Gene expression, KEGG pathway enrichment analysis

KEGG pathway enrichment analysis (http://www.genome.jp/kegg/) was performed to identify differentially expressed genes (DEGs). KOBAS (Mao et al. 2005) software was used to test the statistical enrichment of differential expression genes in KEGG pathways (E ≤ 1e-5). Gene expression levels were estimated by FPKM values (Fragments Per Kilobase of transcript per Million fragments mapped).

qRT-PCR

First-strand cDNA was synthesized from 1 μg total RNA using the PrimeScript™ RT reagent Kit (with gDNA Eraser) (RR047A, Takara, Japan) according to the manufacturer’s instructions. qRT-PCR were carried out using the ChamQTM SYBR® qPCR Master Mix (Q311–01, Vazyme, China) on the LightCycler® 480II (Roche) according to the manufacturer’s instructions.

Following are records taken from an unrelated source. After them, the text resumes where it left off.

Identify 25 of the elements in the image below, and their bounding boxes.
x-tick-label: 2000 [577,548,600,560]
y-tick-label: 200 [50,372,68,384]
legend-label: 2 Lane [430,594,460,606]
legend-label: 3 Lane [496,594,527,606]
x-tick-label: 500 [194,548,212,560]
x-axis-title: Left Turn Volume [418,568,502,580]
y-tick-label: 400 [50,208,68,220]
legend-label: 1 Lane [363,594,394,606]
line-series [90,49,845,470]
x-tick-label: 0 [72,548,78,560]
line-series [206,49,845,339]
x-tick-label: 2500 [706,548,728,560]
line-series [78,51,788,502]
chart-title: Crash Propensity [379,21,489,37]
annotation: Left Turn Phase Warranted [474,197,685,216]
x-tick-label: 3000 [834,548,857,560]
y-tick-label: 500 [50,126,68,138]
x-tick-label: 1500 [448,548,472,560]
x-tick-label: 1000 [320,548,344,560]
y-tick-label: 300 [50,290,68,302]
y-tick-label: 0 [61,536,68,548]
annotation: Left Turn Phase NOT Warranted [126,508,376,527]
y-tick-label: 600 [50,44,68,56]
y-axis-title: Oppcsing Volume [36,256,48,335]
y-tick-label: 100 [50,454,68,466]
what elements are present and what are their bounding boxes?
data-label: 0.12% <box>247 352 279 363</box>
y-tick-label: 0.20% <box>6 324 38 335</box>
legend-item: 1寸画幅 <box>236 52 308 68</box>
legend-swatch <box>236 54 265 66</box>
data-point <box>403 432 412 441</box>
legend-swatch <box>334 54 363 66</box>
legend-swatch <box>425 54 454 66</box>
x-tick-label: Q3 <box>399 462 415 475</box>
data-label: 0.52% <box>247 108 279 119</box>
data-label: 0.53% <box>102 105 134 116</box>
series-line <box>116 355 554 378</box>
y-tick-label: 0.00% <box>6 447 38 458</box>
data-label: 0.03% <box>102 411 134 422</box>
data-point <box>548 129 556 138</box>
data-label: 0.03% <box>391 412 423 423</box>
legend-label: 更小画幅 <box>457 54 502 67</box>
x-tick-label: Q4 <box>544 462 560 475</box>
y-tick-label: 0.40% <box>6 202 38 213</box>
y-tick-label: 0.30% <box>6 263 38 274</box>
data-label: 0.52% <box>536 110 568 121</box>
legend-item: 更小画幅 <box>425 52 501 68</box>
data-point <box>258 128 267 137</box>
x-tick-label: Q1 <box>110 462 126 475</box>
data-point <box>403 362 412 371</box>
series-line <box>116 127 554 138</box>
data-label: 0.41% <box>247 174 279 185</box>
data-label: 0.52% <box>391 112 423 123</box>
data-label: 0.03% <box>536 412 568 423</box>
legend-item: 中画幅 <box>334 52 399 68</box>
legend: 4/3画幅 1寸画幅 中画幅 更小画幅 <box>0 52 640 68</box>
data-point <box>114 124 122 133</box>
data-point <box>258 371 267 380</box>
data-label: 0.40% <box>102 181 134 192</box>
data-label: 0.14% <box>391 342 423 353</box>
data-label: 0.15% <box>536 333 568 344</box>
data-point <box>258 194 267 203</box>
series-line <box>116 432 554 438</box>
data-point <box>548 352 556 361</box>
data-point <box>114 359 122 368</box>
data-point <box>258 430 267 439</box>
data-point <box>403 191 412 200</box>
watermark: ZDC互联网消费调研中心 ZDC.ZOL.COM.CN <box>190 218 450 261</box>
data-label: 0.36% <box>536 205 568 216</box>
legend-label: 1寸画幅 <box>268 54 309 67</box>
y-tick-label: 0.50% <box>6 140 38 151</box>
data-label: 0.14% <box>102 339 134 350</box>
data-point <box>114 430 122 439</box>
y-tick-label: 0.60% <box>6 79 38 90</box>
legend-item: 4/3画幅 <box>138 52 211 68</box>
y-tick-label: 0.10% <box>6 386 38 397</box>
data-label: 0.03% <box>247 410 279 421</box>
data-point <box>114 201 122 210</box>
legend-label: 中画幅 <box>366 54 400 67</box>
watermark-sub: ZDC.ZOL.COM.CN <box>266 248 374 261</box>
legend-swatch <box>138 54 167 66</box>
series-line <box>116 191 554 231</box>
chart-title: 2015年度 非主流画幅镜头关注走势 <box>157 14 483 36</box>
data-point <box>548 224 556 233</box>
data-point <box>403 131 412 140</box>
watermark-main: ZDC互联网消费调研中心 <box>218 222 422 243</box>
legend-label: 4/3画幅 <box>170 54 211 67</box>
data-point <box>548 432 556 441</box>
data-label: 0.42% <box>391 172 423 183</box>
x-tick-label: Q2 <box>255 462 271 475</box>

Rice Ubiquitin (Os03g0234200) was used as internal reference and gene expression level was normalized to the Ubiquitin expression level. The primers were showed in Additional file 9: Table S7.

Pollen viability test

Pollen viability was estimated by IKI (iodine potassium iodide) straining. The mature pollen grains were collected from at least three unopened flowers randomly for WT and TH1 homozygous knock out plants, respectively. Then put them on a microscope slide immediately, dripped a drop of the IKI solution on the pollen and covered with a coverslip. Pollen viability counts were made 5 min after pollen was placed on an IKI solution. Pollen grains stained dark (dark red or brown color) were counted as alive.